No. No lo es.
Y no porque no sienta el deseo… sino porque a veces, incluso a mí misma, me cuesta admitirlo.
Desde afuera, parezco lo que esperan: una mujer decente, correcta, con su alianza en la mano izquierda, que va al supermercado, que lleva a las chicas a la escuela, que cocina, que sonríe en las reuniones familiares. Nadie imagina —o tal vez sí, y eso lo vuelve aún más excitante— que dentro de esa misma mujer habita una puta. Una que no se esconde, que se moja con los mensajes, que se excita con miradas desconocidas, que guarda en su mente recuerdos de cuerpos ajenos que la hicieron vibrar más allá del deber.

La primera vez que lo sentí fue una mezcla de miedo y fuego. Estaba casada, mi hija tenía apenas meses, y un hombre —no mi marido— me miró de una forma distinta. Me sentí mujer otra vez. No madre, no esposa. Mujer. Deseada. Real. En ese momento no hice nada, pero esa mirada encendió algo en mí. Después vinieron los mensajes, las fantasías, las charlas que empezaban inocentes y terminaban con mi mano entre las piernas, en silencio, con el corazón latiéndome como si tuviera veinte años.
La segunda vez fue más directa. Salí con un hombre. No buscaba amor, ni compañía, ni nada más que eso: que me deseara. Que me usara. Que me hiciera suya. Y lo hizo. Me cogió en un hotel barato, contra la pared, sin sacarme del todo la ropa. Yo gemía con miedo y placer a la vez. Miedo por lo que significaba, placer por lo que me estaba devolviendo: la sensación de estar viva, ardiente, llena.

Y desde entonces fui más lejos. No solo me dejé coger, sino que me animé a mostrarme. A excitarme sabiendo que había otros hombres deseándome desde sus teléfonos. Morboseé en redes, en X, en Poringa, lugares donde nadie imagina encontrar a una madre de familia. Subí fotos mías desnuda, mostrando todo, con la cara visible, sin miedo. Porque esa era yo también. Y si algún hombre me hablaba por WhatsApp, no tardaba en mandarle una foto mía, mojada, abierta, entregada. No buscaba que me respetaran, buscaba que me calentaran. Que me hicieran sentir puta, sin culpa.

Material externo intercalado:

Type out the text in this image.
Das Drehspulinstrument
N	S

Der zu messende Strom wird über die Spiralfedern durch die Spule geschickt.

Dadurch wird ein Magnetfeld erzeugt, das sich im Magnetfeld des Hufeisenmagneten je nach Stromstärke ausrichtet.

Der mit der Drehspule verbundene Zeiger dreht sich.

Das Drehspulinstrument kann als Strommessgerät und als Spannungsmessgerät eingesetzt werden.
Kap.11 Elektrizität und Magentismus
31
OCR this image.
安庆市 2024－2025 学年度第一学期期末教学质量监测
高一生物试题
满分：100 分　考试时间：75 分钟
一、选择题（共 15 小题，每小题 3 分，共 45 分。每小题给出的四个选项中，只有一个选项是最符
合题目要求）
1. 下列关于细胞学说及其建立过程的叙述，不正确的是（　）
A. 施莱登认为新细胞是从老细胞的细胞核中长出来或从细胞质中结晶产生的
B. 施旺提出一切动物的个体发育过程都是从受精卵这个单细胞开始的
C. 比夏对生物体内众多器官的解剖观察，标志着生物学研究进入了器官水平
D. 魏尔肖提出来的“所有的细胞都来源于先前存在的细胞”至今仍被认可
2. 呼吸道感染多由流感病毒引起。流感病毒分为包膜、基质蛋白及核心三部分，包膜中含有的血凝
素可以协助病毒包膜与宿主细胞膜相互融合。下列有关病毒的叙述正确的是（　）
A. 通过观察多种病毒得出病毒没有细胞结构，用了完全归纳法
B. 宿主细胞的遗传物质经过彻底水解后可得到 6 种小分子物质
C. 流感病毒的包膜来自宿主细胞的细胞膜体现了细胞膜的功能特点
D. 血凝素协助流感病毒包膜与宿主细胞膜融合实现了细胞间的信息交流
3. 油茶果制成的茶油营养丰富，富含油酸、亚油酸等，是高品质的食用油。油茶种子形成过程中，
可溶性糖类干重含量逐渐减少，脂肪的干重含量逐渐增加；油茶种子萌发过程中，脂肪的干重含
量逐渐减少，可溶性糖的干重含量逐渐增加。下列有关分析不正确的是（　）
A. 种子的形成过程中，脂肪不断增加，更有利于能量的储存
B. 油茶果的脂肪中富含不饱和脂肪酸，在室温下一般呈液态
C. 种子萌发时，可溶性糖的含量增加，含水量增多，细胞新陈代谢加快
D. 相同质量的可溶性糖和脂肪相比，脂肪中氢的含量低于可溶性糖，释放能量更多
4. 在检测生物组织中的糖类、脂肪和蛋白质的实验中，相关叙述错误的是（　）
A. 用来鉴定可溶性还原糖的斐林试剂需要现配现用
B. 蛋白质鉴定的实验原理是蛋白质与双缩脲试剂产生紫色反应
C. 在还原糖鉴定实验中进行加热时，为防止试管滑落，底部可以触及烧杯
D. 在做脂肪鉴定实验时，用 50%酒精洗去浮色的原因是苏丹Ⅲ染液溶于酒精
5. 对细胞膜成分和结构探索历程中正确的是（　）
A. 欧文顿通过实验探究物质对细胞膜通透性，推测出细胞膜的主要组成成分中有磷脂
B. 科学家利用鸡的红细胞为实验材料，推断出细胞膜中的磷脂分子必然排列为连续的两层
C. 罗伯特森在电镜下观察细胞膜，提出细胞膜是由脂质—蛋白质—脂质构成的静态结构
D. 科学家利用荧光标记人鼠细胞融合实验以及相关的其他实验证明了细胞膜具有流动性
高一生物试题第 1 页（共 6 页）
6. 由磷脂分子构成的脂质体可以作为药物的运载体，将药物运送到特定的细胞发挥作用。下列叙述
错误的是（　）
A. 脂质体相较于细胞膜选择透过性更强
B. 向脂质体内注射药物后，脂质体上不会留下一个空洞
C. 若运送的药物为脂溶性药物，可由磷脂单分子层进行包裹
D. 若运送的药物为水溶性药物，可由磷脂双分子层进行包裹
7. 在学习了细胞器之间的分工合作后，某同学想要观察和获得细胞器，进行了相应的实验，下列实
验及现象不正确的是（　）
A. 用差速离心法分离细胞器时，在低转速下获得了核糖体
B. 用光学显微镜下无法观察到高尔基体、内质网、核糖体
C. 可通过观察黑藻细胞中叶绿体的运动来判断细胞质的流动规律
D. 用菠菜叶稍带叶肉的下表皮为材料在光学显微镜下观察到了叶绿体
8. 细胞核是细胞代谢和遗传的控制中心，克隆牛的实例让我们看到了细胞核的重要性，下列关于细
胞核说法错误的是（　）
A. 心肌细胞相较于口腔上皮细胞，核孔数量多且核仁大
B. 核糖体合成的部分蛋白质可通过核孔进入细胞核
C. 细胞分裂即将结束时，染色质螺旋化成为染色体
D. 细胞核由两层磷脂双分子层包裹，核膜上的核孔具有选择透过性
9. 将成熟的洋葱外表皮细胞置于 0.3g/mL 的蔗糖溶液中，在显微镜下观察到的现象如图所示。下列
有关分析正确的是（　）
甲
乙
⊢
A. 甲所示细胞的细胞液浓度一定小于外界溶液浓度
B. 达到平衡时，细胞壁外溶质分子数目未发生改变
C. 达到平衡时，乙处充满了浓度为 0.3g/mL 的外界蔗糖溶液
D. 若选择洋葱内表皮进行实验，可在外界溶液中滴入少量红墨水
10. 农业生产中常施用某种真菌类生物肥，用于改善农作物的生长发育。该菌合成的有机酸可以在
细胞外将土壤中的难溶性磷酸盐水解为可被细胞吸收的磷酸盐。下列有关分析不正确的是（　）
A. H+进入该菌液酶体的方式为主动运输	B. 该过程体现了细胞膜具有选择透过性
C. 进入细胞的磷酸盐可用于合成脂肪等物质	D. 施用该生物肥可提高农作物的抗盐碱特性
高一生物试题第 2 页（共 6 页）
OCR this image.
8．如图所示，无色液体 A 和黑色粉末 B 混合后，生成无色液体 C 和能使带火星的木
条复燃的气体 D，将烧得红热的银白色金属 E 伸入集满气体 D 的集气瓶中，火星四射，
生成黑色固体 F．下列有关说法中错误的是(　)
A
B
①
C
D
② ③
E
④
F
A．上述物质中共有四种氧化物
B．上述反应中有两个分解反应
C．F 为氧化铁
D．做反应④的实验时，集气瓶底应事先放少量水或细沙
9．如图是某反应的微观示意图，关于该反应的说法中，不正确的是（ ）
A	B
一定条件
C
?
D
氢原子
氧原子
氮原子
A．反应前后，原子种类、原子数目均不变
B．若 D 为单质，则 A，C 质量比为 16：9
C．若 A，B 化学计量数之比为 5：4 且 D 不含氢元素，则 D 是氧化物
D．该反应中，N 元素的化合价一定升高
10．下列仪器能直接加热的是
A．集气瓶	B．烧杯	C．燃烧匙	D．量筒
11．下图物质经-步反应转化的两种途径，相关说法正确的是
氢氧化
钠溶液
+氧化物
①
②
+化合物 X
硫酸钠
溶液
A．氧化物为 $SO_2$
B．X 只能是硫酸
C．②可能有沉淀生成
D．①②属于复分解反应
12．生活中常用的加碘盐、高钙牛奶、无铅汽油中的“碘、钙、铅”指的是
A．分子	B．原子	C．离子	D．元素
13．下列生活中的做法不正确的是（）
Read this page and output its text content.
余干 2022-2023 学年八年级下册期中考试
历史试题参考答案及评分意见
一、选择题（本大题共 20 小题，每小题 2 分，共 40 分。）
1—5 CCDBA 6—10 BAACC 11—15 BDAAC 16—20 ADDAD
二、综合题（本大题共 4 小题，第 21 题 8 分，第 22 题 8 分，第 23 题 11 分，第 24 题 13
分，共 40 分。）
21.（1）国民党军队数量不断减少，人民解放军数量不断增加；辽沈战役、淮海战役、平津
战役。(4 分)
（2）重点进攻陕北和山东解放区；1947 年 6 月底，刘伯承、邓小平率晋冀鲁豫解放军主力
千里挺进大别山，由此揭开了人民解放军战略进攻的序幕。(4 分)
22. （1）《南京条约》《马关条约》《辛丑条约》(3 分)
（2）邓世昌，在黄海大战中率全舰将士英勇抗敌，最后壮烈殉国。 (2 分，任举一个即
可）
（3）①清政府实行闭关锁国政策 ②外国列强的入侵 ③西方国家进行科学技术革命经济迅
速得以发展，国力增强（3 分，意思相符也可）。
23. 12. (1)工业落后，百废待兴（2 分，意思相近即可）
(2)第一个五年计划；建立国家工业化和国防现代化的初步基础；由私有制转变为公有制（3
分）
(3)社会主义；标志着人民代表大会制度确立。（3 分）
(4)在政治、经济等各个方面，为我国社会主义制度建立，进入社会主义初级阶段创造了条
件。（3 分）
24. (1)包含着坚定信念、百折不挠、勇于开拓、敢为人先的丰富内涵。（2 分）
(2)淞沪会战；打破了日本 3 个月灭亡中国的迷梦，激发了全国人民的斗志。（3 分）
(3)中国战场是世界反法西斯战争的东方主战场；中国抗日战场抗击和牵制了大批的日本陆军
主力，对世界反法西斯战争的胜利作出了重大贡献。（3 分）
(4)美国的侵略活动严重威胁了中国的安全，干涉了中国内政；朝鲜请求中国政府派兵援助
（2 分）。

Porque sí, amo a mis hijas, y a mi esposo le tengo cariño y respeto. Pero la puta que hay en mí necesita otras cosas. Necesita ser deseada por ojos nuevos. Necesita manos que no sepan por dónde empezar. Necesita lenguas que no tengan historia conmigo, pero que me quieran saborear entera.
Ser puta no es fácil cuando sos madre, porque la culpa siempre está cerca. Te susurra cosas horribles. Te hace pensar que sos mala madre, mala esposa, mala mujer. Pero cuando te animás a callarla, aunque sea por un rato, y te entregás al deseo… todo cobra sentido. Volvés a vos misma. Te redescubrís. Y entendés que no hay contradicción en darlo todo por tus hijas… y también darlo todo en una habitación a oscuras, con otro hombre dentro tuyo, susurrándote cosas que te hacen olvidar el mundo.
Hoy no me escondo. No lo grito, pero tampoco me niego. Me miro al espejo y me gusto. Me toco y me enciendo. Y cuando alguien me desea, y yo también lo deseo, no huyo. Me entrego. No por venganza, no por vacío. Lo hago por mí. Por la puta que me habita. Por la mujer que no se conforma. Por la madre que, después de dar tanto, también merece gozar.

Y ¿sabés qué? Algún día, cuando mis hijas crezcan, quiero que también sean libres. Que sepan que su cuerpo es suyo. Que pueden amar, criar, ser esposas… y al mismo tiempo, si lo sienten, ser mujeres ardientes, deseadas, vivas. No les enseñaré a reprimir su fuego. Les enseñaré a elegir cómo y cuándo arder.